Jenny Andris
Coordinating contracts in reverse supply chains for electrical appliances
PhD student | Jenny Andris |
Research area | Coordination of reverse supply chains |
Abstract
Coordination problems in supply chain management are characterised by the conflict between the companies' willingness to cooperate on the one hand and the individual goals and private information of the players on the other. The design of contracts that enable an optimisation of the welfare of the entire value chain has already been intensively studied for traditional forward supply chains.
In this PhD project, we consider reverse supply chains for waste of electrical and electronic equipment in Germany, in which manufacturers, collectors, and recyclers are involved in the return of waste equipment to the material cycle on the basis of legal requirements. With technological development and the growing consumption of electronic products, the amount of used appliances that need to be collected and recycled is increasing. This waste of electrical and electronic equipment contains valuable raw materials and hazardous substances that present both economic opportunities and environmental challenges.

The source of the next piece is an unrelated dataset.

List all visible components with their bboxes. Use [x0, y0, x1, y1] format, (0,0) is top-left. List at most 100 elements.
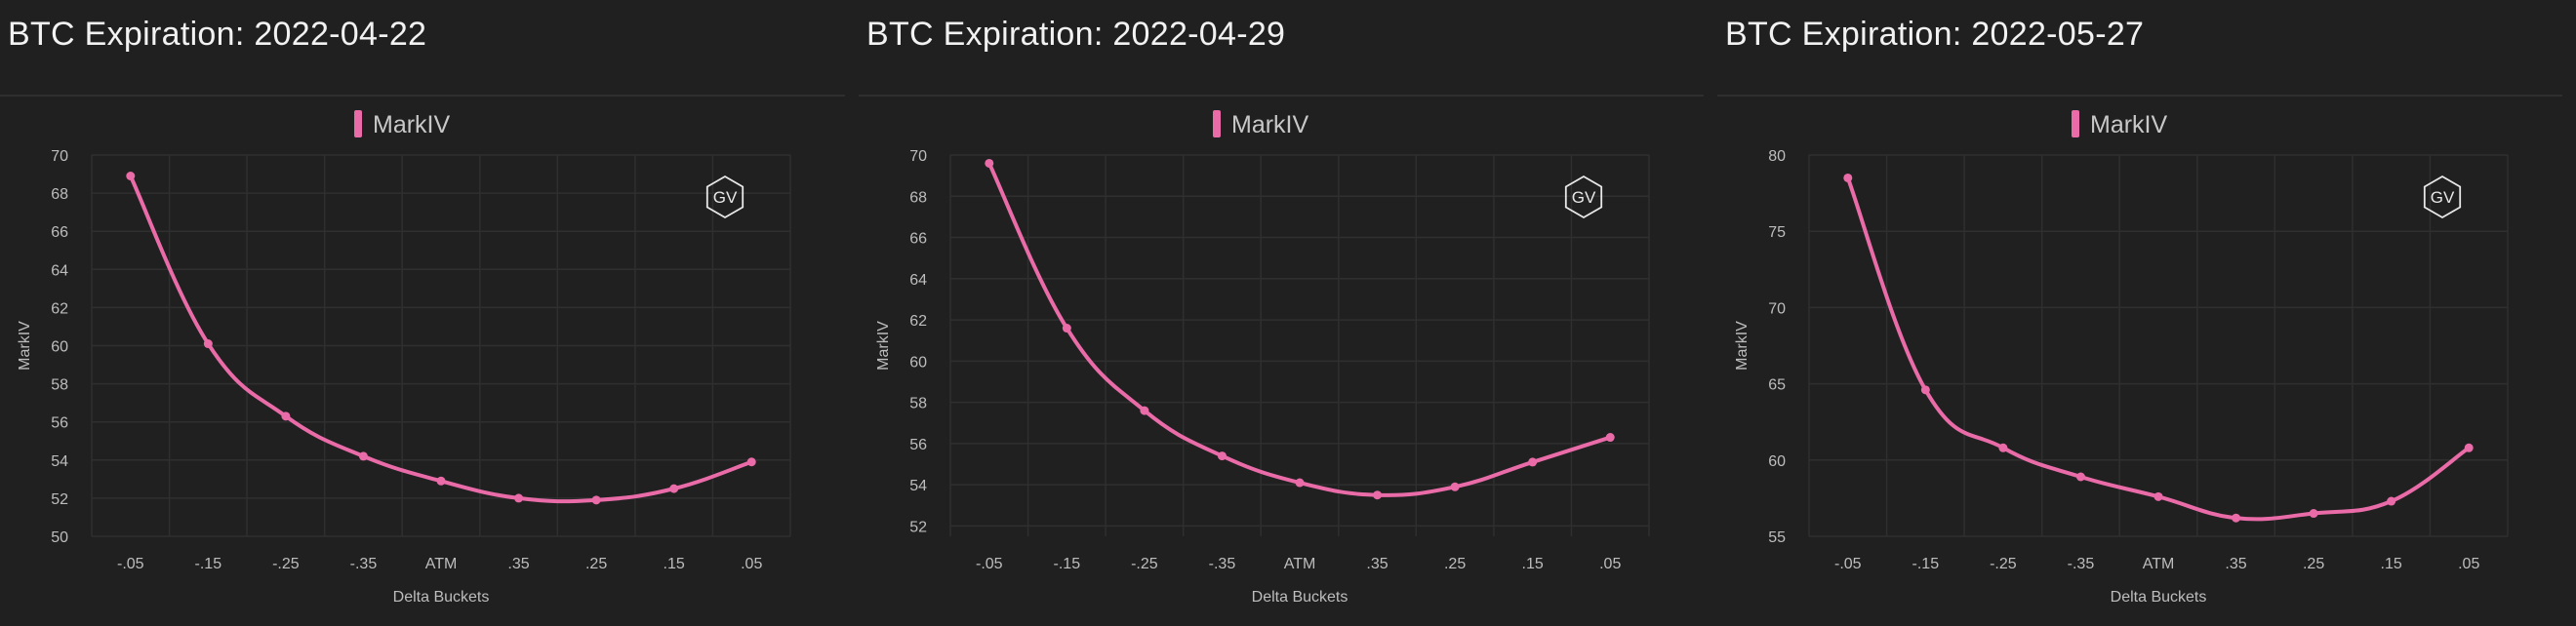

Our research focuses on the relationships between a manufacturer, a collector, and a recycler, both the availability of the secondary products and their demand being assumed to be uncertain. In particular, we want to investigate which types of contract can coordinate the reverse supply chain, taking into account legal requirements and logistic processes. To this end, we first formulate a centralised model as a benchmark for the contract-based coordination approaches, which can be solved with standard software for nonlinear programming. In addition, we design a generalised options contract for a collector and manufacturer, which limits the business risk for both parties. The contract parameters of the collector, who is in the position of a Stackelberg leader, include the capacity allocated to the producer, the option price, the exercise price when the option is activated and a fee per unit for additional short-term orders placed within the agreed capacity. The manufacturer optimises the number of options bought subject to an upper bound on the value at risk of this investment and accepts the proposal if the contract provides at least the reservation benefit offered by competing offers. We show that the contract guarantees the coordination of the dyadic supply chain under mild technical assumptions.